Algorithm "Sea Jellyfish ": Utilizing Artificial Intelligence and Nature-Inspired Approaches in Solving Optimization Problems

Document Type : Original Article

Authors
1 Technical College for Girls in Yazd
2 Department of Computer Engineering, Islamic Azad University, Maybod Branch, Maybod, Iran
Abstract
The metaheuristic algorithms are optimization approaches used to solve complex problems with large search spaces. These algorithms have gained significant attention due to their efficiency and applicability in real-world problems. Inspired by biological phenomena, they utilize optimization techniques and perform well in complex problems by not relying on the gradient of the objective function. Metaheuristic algorithms fall into categories such as evolutionary algorithms, swarm intelligence, and exploratory algorithms, drawing inspiration from the behavior of living organisms. Extensive research in the field of metaheuristic algorithms has demonstrated their high importance in optimization problem-solving. However, achieving a proper balance between exploration and exploitation stages in metaheuristic algorithms is challenging due to their stochastic nature. In this study, an algorithm called "Jellyfish Search (JS)" is proposed, which draws inspiration from the collective behavior of jellyfishes in the depths of the ocean.
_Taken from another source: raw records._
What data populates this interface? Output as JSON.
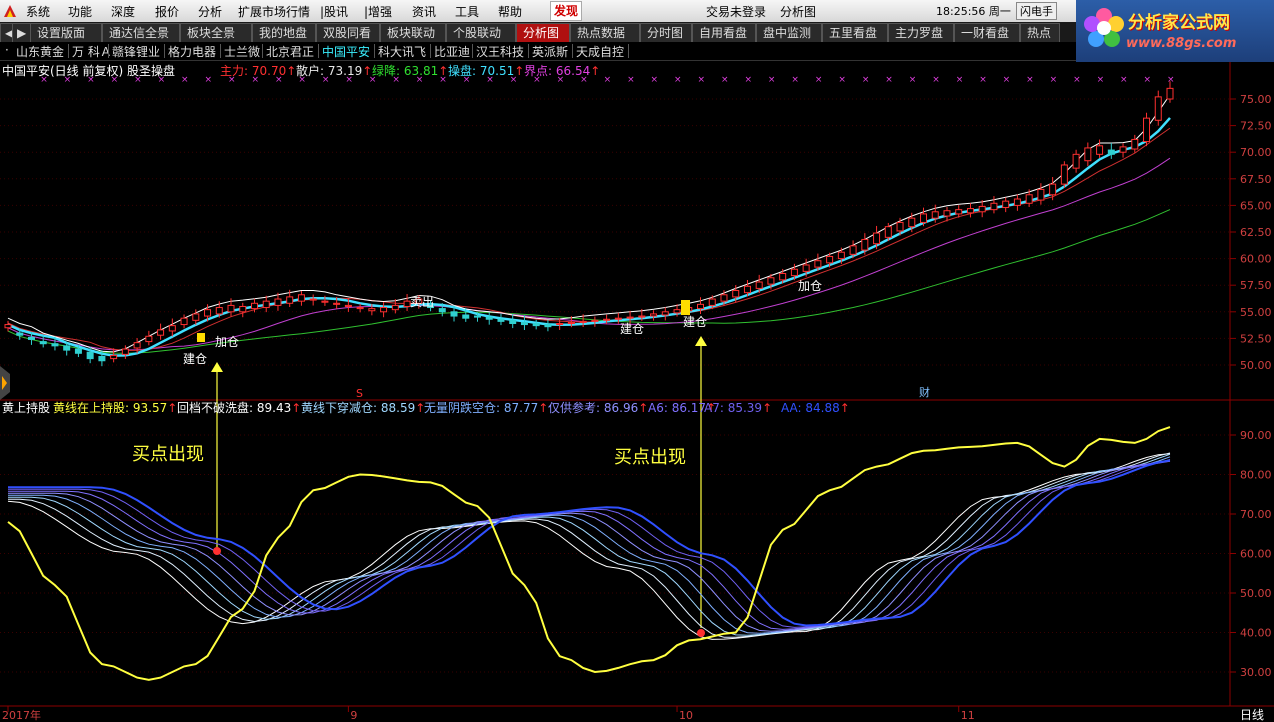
{
  "menubar": {
    "items": [
      "系统",
      "功能",
      "深度",
      "报价",
      "分析",
      "扩展市场行情",
      "|股讯",
      "|增强",
      "资讯",
      "工具",
      "帮助"
    ],
    "highlight": "发现",
    "status": "交易未登录",
    "view": "分析图",
    "clock": "18:25:56 周一",
    "quick": "闪电手"
  },
  "brand": {
    "name": "分析家公式网",
    "url": "www.88gs.com"
  },
  "tabs": [
    "设置版面",
    "通达信全景",
    "板块全景",
    "我的地盘",
    "双股同看",
    "板块联动",
    "个股联动",
    "分析图",
    "热点数据",
    "分时图",
    "自用看盘",
    "盘中监测",
    "五里看盘",
    "主力罗盘",
    "一财看盘",
    "热点"
  ],
  "active_tab": "分析图",
  "stocks": [
    "山东黄金",
    "万 科Ａ",
    "赣锋锂业",
    "格力电器",
    "士兰微",
    "北京君正",
    "中国平安",
    "科大讯飞",
    "比亚迪",
    "汉王科技",
    "英派斯",
    "天成自控"
  ],
  "active_stock": "中国平安",
  "main_panel": {
    "title": "中国平安(日线 前复权) 股圣操盘",
    "indicators": [
      {
        "label": "主力: ",
        "value": "70.70",
        "color": "#ff3030"
      },
      {
        "label": "散户: ",
        "value": "73.19",
        "color": "#e8e8e8"
      },
      {
        "label": "绿降: ",
        "value": "63.81",
        "color": "#30e030"
      },
      {
        "label": "操盘: ",
        "value": "70.51",
        "color": "#40e0ff"
      },
      {
        "label": "界点: ",
        "value": "66.54",
        "color": "#e040e0"
      }
    ],
    "y_ticks": [
      "75.00",
      "72.50",
      "70.00",
      "67.50",
      "65.00",
      "62.50",
      "60.00",
      "57.50",
      "55.00",
      "52.50",
      "50.00"
    ],
    "annotations": {
      "jiacang1": "加仓",
      "jiancang1": "建仓",
      "maichu": "卖出",
      "jiancang2": "建仓",
      "jiancang3": "建仓",
      "jiacang2": "加仓",
      "s_marker": "S",
      "cai_marker": "财"
    }
  },
  "sub_panel": {
    "title": "黄上持股",
    "indicators": [
      {
        "label": "黄线在上持股: ",
        "value": "93.57",
        "color": "#ffff40"
      },
      {
        "label": "回档不破洗盘: ",
        "value": "89.43",
        "color": "#ffffff"
      },
      {
        "label": "黄线下穿减仓: ",
        "value": "88.59",
        "color": "#a0d8ff"
      },
      {
        "label": "无量阴跌空仓: ",
        "value": "87.77",
        "color": "#80b0ff"
      },
      {
        "label": "仅供参考: ",
        "value": "86.96",
        "color": "#9090ff"
      },
      {
        "label": "A6: ",
        "value": "86.17",
        "color": "#8070ff"
      },
      {
        "label": "A7: ",
        "value": "85.39",
        "color": "#7060f0"
      },
      {
        "label": "AA: ",
        "value": "84.88",
        "color": "#3050ff"
      }
    ],
    "y_ticks": [
      "90.00",
      "80.00",
      "70.00",
      "60.00",
      "50.00",
      "40.00",
      "30.00"
    ],
    "buy_label_1": "买点出现",
    "buy_label_2": "买点出现"
  },
  "x_axis": {
    "labels": [
      "2017年",
      "9",
      "10",
      "11"
    ],
    "period": "日线"
  },
  "colors": {
    "up": "#ff3030",
    "down": "#30d0d0",
    "yellow": "#ffff40",
    "bg": "#000000"
  },
  "chart_data": {
    "type": "candlestick",
    "candle_count": 100,
    "price_range": [
      48.5,
      77.5
    ],
    "x_ticks": {
      "2017年": 0,
      "9": 29,
      "10": 57,
      "11": 81
    },
    "opens": [
      53.5,
      53.0,
      52.6,
      52.2,
      52.0,
      51.8,
      51.5,
      51.2,
      50.8,
      50.6,
      51.0,
      51.6,
      52.2,
      52.8,
      53.2,
      53.8,
      54.2,
      54.6,
      54.8,
      55.0,
      55.0,
      55.3,
      55.4,
      55.6,
      55.8,
      56.0,
      56.1,
      55.9,
      55.7,
      55.5,
      55.3,
      55.1,
      55.0,
      55.2,
      55.5,
      55.8,
      55.6,
      55.3,
      55.0,
      54.7,
      54.6,
      54.5,
      54.3,
      54.2,
      54.0,
      53.9,
      53.8,
      53.8,
      53.9,
      54.0,
      54.1,
      54.2,
      54.3,
      54.4,
      54.5,
      54.6,
      54.7,
      54.9,
      55.1,
      55.3,
      55.6,
      56.0,
      56.4,
      56.8,
      57.2,
      57.6,
      58.0,
      58.4,
      58.8,
      59.2,
      59.6,
      60.0,
      60.4,
      60.8,
      61.4,
      62.0,
      62.6,
      63.0,
      63.4,
      63.8,
      64.0,
      64.2,
      64.3,
      64.4,
      64.6,
      64.8,
      65.0,
      65.2,
      65.5,
      66.0,
      67.0,
      68.5,
      69.2,
      69.8,
      70.2,
      70.0,
      70.3,
      71.0,
      73.0,
      75.0
    ],
    "closes": [
      53.8,
      52.8,
      52.4,
      52.0,
      51.8,
      51.4,
      51.1,
      50.6,
      50.4,
      50.9,
      51.5,
      52.1,
      52.7,
      53.3,
      53.7,
      54.4,
      54.8,
      55.2,
      55.4,
      55.6,
      55.5,
      55.8,
      56.0,
      56.2,
      56.4,
      56.6,
      56.2,
      56.0,
      55.8,
      55.6,
      55.4,
      55.3,
      55.4,
      55.6,
      56.0,
      56.2,
      55.4,
      55.0,
      54.6,
      54.4,
      54.5,
      54.3,
      54.1,
      53.9,
      53.8,
      53.7,
      53.6,
      53.9,
      54.0,
      54.1,
      54.2,
      54.3,
      54.4,
      54.5,
      54.6,
      54.8,
      55.0,
      55.2,
      55.4,
      55.7,
      56.2,
      56.6,
      57.0,
      57.4,
      57.8,
      58.2,
      58.6,
      59.0,
      59.4,
      59.8,
      60.2,
      60.6,
      61.2,
      61.8,
      62.4,
      63.0,
      63.4,
      63.8,
      64.2,
      64.4,
      64.5,
      64.6,
      64.7,
      64.9,
      65.2,
      65.4,
      65.6,
      66.0,
      66.5,
      67.0,
      68.8,
      69.8,
      70.4,
      70.6,
      69.8,
      70.5,
      71.2,
      73.2,
      75.2,
      76.0
    ]
  }
}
The advantages of this algorithm include the collective tracking of jellyfishes in the ocean currents, their movement in congestion (including active and inactive movements), and temporal control to switch between these movements. By achieving a proper balance between exploration and exploitation, along with a time control mechanism and the use of chaotic mapping to improve the diversity of the initial population, this algorithm leads to better results.